One of the new features in Compound Discoverer 3.1 (as well as Proteome Discoverer 2.4) is the Scripting node. This node allows users to enhance their workflows by adding custom calculations in the form of e.g. R- or Python scripts. Result tables from Compound Discoverer can easily be exported, read and processed by a script and the results can be returned as new columns or new tables into Compound Discoverer. Please find below the manual as well as examples.
BY DOWNLOADING ANY SOFTWARE, SCRIPTS, TEMPLATES, DOCUMENTATION AND/OR OTHER MATERIALS (COLLECTIVELY “MATERIALS”) FROM THIS WEBSITE, YOU AND ANY COMPANY OR INSTITUTION YOU REPRESENT (COLLECTIVELY “YOU”) ACKNOWLEDGE AND AGREE AS FOLLOWS: (1) THE MATERIALS ARE PROVIDED “AS IS” WITHOUT WARRANTY OF ANY KIND, EXPRESS OR IMPLIED, AND (2) THERMO FISHER SCIENTIFIC INC., ITS AFFILIATES AND EMPLOYEES WILL NOT BE RESPONSIBLE FOR ANY DAMAGES ARISING FROM YOUR USE OF THE MATERIALS, INCLUDING BUT NOT LIMITED TO DAMAGES ASSOCIATED WITH LOSS OR CORRUPTION OF DATA, INACCURATE RESULTS, AND/OR DIMINISHED INSTRUMENT PERFORMANCE.

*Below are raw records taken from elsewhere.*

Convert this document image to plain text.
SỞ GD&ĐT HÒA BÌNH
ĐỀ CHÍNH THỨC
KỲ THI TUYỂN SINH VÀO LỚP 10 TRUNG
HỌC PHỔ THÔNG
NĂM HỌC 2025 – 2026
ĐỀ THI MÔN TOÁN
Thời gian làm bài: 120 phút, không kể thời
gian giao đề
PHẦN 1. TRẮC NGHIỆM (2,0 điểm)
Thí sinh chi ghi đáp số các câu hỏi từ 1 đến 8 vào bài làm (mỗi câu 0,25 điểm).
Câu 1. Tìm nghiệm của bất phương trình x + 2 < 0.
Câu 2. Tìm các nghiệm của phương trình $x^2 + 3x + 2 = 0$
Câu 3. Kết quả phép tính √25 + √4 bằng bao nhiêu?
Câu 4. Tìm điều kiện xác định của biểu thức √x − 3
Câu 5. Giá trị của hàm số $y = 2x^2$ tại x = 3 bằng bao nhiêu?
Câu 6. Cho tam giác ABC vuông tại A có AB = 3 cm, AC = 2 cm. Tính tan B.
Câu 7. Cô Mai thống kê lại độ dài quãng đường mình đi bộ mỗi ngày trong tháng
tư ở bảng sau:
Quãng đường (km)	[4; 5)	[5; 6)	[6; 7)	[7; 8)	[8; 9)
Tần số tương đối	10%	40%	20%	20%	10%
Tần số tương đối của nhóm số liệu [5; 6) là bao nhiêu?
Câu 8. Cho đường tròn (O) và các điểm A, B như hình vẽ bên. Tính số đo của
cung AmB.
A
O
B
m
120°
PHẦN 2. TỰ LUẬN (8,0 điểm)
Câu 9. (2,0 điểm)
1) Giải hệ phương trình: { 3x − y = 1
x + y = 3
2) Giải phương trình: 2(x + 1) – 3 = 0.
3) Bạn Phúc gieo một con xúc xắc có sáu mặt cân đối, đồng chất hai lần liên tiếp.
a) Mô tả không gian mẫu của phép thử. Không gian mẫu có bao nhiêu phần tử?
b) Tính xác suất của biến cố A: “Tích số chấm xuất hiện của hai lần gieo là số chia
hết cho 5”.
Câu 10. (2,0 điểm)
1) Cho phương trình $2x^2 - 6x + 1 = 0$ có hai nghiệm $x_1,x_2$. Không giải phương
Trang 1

1.) Hello World (sort of, in R). A very simple example that demonstrates how to export a table (Compounds), read the Molecular Weight column, add a value (+H) and return the result as a new column to CD.

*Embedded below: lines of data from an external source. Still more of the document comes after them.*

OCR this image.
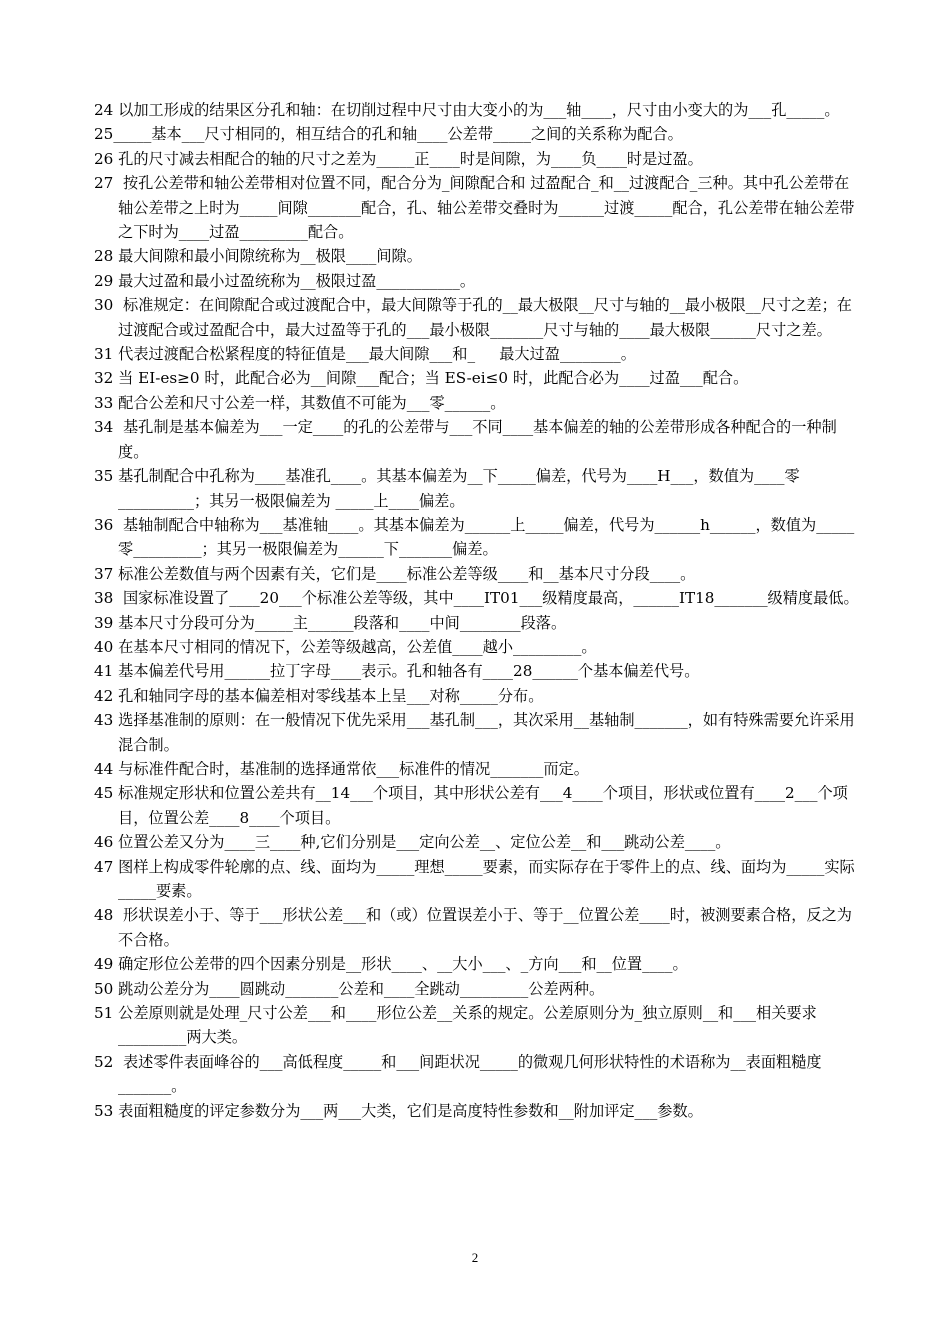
24 以加工形成的结果区分孔和轴：在切削过程中尺寸由大变小的为___轴____，尺寸由小变大的为___孔_____。

25_____基本___尺寸相同的，相互结合的孔和轴____公差带_____之间的关系称为配合。

26 孔的尺寸减去相配合的轴的尺寸之差为_____正____时是间隙，为____负____时是过盈。

27  按孔公差带和轴公差带相对位置不同，配合分为_间隙配合和 过盈配合_和__过渡配合_三种。其中孔公差带在轴公差带之上时为_____间隙_______配合，孔、轴公差带交叠时为______过渡_____配合，孔公差带在轴公差带之下时为____过盈_________配合。

28 最大间隙和最小间隙统称为__极限____间隙。

29 最大过盈和最小过盈统称为__极限过盈___________。

30  标准规定：在间隙配合或过渡配合中，最大间隙等于孔的__最大极限__尺寸与轴的__最小极限__尺寸之差；在过渡配合或过盈配合中，最大过盈等于孔的___最小极限_______尺寸与轴的____最大极限______尺寸之差。

31 代表过渡配合松紧程度的特征值是___最大间隙___和_     最大过盈________。

32 当 EI-es≥0 时，此配合必为__间隙___配合；当 ES-ei≤0 时，此配合必为____过盈___配合。

33 配合公差和尺寸公差一样，其数值不可能为___零______。

34  基孔制是基本偏差为___一定____的孔的公差带与___不同____基本偏差的轴的公差带形成各种配合的一种制度。

35 基孔制配合中孔称为____基准孔____。其基本偏差为__下_____偏差，代号为____H___，数值为____零__________；其另一极限偏差为 _____上____偏差。

36  基轴制配合中轴称为___基准轴____。其基本偏差为______上_____偏差，代号为______h______，数值为_____零_________；其另一极限偏差为______下_______偏差。

37 标准公差数值与两个因素有关，它们是____标准公差等级____和__基本尺寸分段____。

38  国家标准设置了____20___个标准公差等级，其中____IT01___级精度最高，______IT18_______级精度最低。

39 基本尺寸分段可分为_____主______段落和____中间________段落。

40 在基本尺寸相同的情况下，公差等级越高，公差值____越小_________。

41 基本偏差代号用______拉丁字母____表示。孔和轴各有____28______个基本偏差代号。

42 孔和轴同字母的基本偏差相对零线基本上呈___对称_____分布。

43 选择基准制的原则：在一般情况下优先采用___基孔制___，其次采用__基轴制_______，如有特殊需要允许采用混合制。

44 与标准件配合时，基准制的选择通常依___标准件的情况_______而定。

45 标准规定形状和位置公差共有__14___个项目，其中形状公差有___4____个项目，形状或位置有____2___个项目，位置公差____8____个项目。

46 位置公差又分为____三____种,它们分别是___定向公差__、定位公差__和___跳动公差____。

47 图样上构成零件轮廓的点、线、面均为_____理想_____要素，而实际存在于零件上的点、线、面均为_____实际_____要素。

48  形状误差小于、等于___形状公差___和（或）位置误差小于、等于__位置公差____时，被测要素合格，反之为不合格。

49 确定形位公差带的四个因素分别是__形状____、__大小___、_方向___和__位置____。

50 跳动公差分为____圆跳动_______公差和____全跳动_________公差两种。

51 公差原则就是处理_尺寸公差___和____形位公差__关系的规定。公差原则分为_独立原则__和___相关要求_________两大类。

52  表述零件表面峰谷的___高低程度_____和___间距状况_____的微观几何形状特性的术语称为__表面粗糙度_______。

53 表面粗糙度的评定参数分为___两___大类，它们是高度特性参数和__附加评定___参数。

2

This example also shows how to register a node as a "standalone" scripting node, so that it appears in the list of the nodes like a "regular" node. Multiple scripting nodes can be installed that way and the usage can be simplified for the end user by hiding the underlying scripting mechanism.
2.) CheckMark (R). An example how to use Options for Columns, here PositionAfter and SpecialCellRenderer. This script creates a column with green check marks for all compounds with molecular weight < 400. The new column will be positioned right after the Molecular Weight column in the Compounds table.
3.) Calculate mass difference for Features (Python). This example script in Python calculate the mass difference between Molecular Weight and m/z * charge in the Features table. The result is returned as a new column.
4.) Add m/z column to the Compounds table (R). This script creates a column with m/z values for each compound, positioned right after the Molecular Weight column in the Compounds table. To populate the "m/z" column it currently performs the following procedure. For each compound, it finds the sample with highest abundance for this compound, looks for a molecular ion, uses ion with highest abundance if a molecular ion was not detected. This can of course be customized to select representative m/z values in a different way.
5.) Add m/z and Delta Mass [ppm] columns to the Expected Compounds table (R). This script creates a column with m/z values for each expected compound, based on features detected in the sample with highest abundance for this compound. It also copies the delta mass in ppm for this feature to the Expected Compounds table.
6.) Calculate O/C and H/C ratio (R). This script calculates the O/C and the H/C ratio for each compound and returns the result as two new columns to the Compounds table.
7.) Show KEGG IDs in the Compounds table (R). This script creates a new column "KEGG ID (top mzCloud hit)" in the Compounds table. It looks up the KEGG ID of the top mzCloud hit for each compound in the mzCloud Results table and copies it into the new column.
8.) Calculate logP values (R). This script creates a new column "logP" in the Compounds table. It uses OpenBabel to calculate the logP value for the currently assigned structure for each compound.
9.) Export to BioCyc (R). Compound Discoverer includes the capability to map compounds to BioCyc pathways and visualize pathways with omics data overlay directly in CD. However there is much more you can do with BioCyc, like the Cellular Overview with interactive omics data overlay (screenshot below), the Omics Dashboard, a pathway collage etc.
This script exports Compound Discoverer results to BioCyc using the BioCyc "Omics data file" format for import into BioCyc. Result files (.csv) will be written into the same folder where the cdResult file is located. A separate CSV file is generated for each BioCyc database (e.g. HUMAN, MOUSE, ECOLI, etc.) that was selected during the mapping process in CD. The result table is checked for duplicates (duplicated BioCyc IDs). It then removes all duplicates but the one with the highest overall peak area.